Le travail de la designer-chercheuse Lucie Ponard qui puise des ressources insoupçonnées dans des terres d'excavation (granit, ardoise, brique, etc.) et à partir desquelles elle crée des faïences aux émaux magnétiques. Ou encore son intervention sur des objets anciens qu'elle a chiné, puis retravaillés, dont la surface sablée laisse apparaitre un autre graphisme.

Les travaux d'émail de Lucie Ponard

La prouesse technique d'Amandine Antunez qui a réussi à créer un stuc avec une réduction de 30% de consommation de plâtre, des colorants naturels issus de baies, d'écorces, ou encore de plantes fraîches, sans fixateurs, ni de sels d'alun, mais également moins de colle pour la prise. Les couleurs se fixent d'elles-même en se diluant de manière aléatoire dans la matière, créant des vénures et des effets uniques.

Amandine Antunez, Atelier AM

L'innovation de l'agence Hors Studio qui transforme littéralement "le cuir en pierre" avec le Leatherstone : un matériau réalisé à partir de chutes de cuir réduites en poussière, aglomérées avec un liant naturel, séchées à l'air libre, sans cuisson. Il devient aussi dur que de la pierre et peut être moulé, soit en plaque, soit en 3D pour la création d'objets. Ici une étagère crée en collaboration avec Raul de la Cerda, présentée à la Design Week de Mexico.

Hors Studio x Raul de la Cerda
 

Puis, entre deux créations, la Fresque sur les leçons du vivant de Pierre Gilbert, prospectiviste et spécialiste du bio et géo-mimétisme. Avec la simple constatation que "Nous ne savons pas que nous ne savons rien", tout est dit, tout est questionné. Une leçon de sagesse et d'humilité qui inspire une meilleure connexion aux savoirs, à la croisée des sciences et de la nature.

Fresque du vivant, textes : Pierre Gilbert, illustrations : Lola Stuff, mise en image : Antoine Zybura

Cette biennale qui se veut un évènement culturel et pédagogique n'est ni une foire, ni un salon. L'entrée est gratuite, accessible à tous.tes. Tout comme la plupart des conférences qui ont lieu, tous les jours. 

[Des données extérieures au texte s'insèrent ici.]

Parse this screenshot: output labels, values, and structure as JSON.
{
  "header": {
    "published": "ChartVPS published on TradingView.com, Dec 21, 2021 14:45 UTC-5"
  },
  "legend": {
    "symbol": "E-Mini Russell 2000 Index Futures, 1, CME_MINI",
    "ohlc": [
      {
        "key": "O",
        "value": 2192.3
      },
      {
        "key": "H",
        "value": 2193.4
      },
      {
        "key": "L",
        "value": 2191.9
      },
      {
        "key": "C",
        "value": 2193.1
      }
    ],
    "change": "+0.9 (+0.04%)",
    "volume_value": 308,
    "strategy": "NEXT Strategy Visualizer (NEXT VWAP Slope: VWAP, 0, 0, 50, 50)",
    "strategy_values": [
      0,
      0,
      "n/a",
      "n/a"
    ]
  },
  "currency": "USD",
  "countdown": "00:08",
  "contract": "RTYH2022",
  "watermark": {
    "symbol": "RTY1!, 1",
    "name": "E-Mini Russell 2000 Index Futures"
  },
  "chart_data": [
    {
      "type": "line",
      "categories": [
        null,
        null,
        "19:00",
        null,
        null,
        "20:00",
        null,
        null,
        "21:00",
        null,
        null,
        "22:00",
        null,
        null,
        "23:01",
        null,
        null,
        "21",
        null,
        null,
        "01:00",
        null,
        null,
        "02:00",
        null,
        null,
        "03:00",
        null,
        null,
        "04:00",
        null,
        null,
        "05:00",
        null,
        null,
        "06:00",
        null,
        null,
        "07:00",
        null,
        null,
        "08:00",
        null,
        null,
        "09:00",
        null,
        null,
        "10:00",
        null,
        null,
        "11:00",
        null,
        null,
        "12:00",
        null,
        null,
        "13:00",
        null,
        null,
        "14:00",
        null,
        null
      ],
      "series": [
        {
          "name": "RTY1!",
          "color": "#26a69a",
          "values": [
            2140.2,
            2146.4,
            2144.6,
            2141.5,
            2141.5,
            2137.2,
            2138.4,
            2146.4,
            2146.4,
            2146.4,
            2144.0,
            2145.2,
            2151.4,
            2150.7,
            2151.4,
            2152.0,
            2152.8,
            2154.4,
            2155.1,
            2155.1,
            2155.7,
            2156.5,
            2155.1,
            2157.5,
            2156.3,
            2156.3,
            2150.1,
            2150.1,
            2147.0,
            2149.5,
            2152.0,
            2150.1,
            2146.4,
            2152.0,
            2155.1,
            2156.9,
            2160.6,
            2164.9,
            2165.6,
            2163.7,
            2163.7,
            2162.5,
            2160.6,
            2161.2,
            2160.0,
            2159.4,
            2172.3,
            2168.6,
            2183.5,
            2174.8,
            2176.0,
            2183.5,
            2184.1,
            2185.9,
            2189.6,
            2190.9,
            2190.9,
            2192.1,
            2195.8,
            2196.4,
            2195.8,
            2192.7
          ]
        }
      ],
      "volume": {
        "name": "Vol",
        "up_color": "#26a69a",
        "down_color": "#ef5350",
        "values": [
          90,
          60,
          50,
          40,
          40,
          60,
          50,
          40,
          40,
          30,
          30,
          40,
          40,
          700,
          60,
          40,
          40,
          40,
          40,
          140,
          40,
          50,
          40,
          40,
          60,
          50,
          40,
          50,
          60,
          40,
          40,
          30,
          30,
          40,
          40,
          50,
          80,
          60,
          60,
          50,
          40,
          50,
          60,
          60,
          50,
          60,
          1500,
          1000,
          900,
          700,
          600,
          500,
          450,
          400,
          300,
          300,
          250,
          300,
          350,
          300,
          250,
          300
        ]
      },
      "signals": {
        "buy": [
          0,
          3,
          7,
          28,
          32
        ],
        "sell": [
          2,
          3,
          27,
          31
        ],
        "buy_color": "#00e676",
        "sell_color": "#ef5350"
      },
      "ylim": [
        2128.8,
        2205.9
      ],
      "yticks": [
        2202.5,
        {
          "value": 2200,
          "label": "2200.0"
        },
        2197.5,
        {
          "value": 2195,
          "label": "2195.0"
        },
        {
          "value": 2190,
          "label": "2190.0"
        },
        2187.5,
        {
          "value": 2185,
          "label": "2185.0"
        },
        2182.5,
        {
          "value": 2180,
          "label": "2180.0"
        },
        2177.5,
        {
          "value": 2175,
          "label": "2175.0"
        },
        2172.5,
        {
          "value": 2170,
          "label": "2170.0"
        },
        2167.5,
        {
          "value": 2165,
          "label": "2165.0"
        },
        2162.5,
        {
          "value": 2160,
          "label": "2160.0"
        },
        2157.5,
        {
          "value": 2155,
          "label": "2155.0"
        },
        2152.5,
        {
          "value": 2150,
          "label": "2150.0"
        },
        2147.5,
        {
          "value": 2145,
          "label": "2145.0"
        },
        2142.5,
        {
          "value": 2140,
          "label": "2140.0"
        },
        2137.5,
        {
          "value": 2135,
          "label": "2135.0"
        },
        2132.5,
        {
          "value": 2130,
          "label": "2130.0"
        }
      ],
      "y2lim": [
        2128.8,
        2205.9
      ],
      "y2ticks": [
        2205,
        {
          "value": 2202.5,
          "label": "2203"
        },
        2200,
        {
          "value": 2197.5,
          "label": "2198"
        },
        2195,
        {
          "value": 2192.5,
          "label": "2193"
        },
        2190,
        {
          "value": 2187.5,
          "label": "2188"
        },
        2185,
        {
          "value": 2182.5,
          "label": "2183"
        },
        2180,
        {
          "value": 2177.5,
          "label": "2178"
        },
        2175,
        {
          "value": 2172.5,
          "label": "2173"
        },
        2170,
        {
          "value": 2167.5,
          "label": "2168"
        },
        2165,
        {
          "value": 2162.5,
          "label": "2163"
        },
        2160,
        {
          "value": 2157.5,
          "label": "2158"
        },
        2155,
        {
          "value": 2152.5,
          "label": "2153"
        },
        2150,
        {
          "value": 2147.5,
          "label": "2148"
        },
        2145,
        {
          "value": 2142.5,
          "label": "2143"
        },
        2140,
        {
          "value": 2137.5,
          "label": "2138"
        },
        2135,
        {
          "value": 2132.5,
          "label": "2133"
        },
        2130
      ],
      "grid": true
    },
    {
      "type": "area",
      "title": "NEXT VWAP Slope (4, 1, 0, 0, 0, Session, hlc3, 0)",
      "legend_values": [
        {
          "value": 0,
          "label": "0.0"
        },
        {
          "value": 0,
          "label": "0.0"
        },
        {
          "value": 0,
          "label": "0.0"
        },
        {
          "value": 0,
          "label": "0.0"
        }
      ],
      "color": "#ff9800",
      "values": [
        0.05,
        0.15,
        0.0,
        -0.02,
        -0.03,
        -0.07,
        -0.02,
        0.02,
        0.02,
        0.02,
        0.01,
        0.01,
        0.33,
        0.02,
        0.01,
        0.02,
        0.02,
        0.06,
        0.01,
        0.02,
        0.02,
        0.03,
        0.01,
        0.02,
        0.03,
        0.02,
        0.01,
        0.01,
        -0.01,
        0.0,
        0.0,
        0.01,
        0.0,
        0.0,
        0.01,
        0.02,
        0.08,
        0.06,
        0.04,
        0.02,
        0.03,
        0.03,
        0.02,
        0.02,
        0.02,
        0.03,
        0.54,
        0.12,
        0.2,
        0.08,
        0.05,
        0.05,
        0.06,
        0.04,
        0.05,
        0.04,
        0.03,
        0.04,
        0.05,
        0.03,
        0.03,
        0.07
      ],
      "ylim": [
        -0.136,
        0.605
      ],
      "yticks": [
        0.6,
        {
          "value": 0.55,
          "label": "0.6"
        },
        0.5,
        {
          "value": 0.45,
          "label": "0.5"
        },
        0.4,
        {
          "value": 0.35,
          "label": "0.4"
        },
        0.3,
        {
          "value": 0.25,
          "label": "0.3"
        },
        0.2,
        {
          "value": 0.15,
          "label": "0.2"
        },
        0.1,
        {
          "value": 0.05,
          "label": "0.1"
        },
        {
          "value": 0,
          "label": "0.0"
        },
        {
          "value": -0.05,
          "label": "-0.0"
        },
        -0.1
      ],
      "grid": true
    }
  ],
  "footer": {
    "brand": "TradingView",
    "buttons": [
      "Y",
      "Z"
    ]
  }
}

Déambulant d'un projet à l'autre dans cet espace éphémère, touchant tous ces matériaux hybrides qui créent des passerelles entre un monde saturé de déchets et de nouvelles possibilités circulaires, c'est l'optimisme et la joie du beau qui priment. Avec la certitude que la création peut esquisser des solutions viables et soutenables.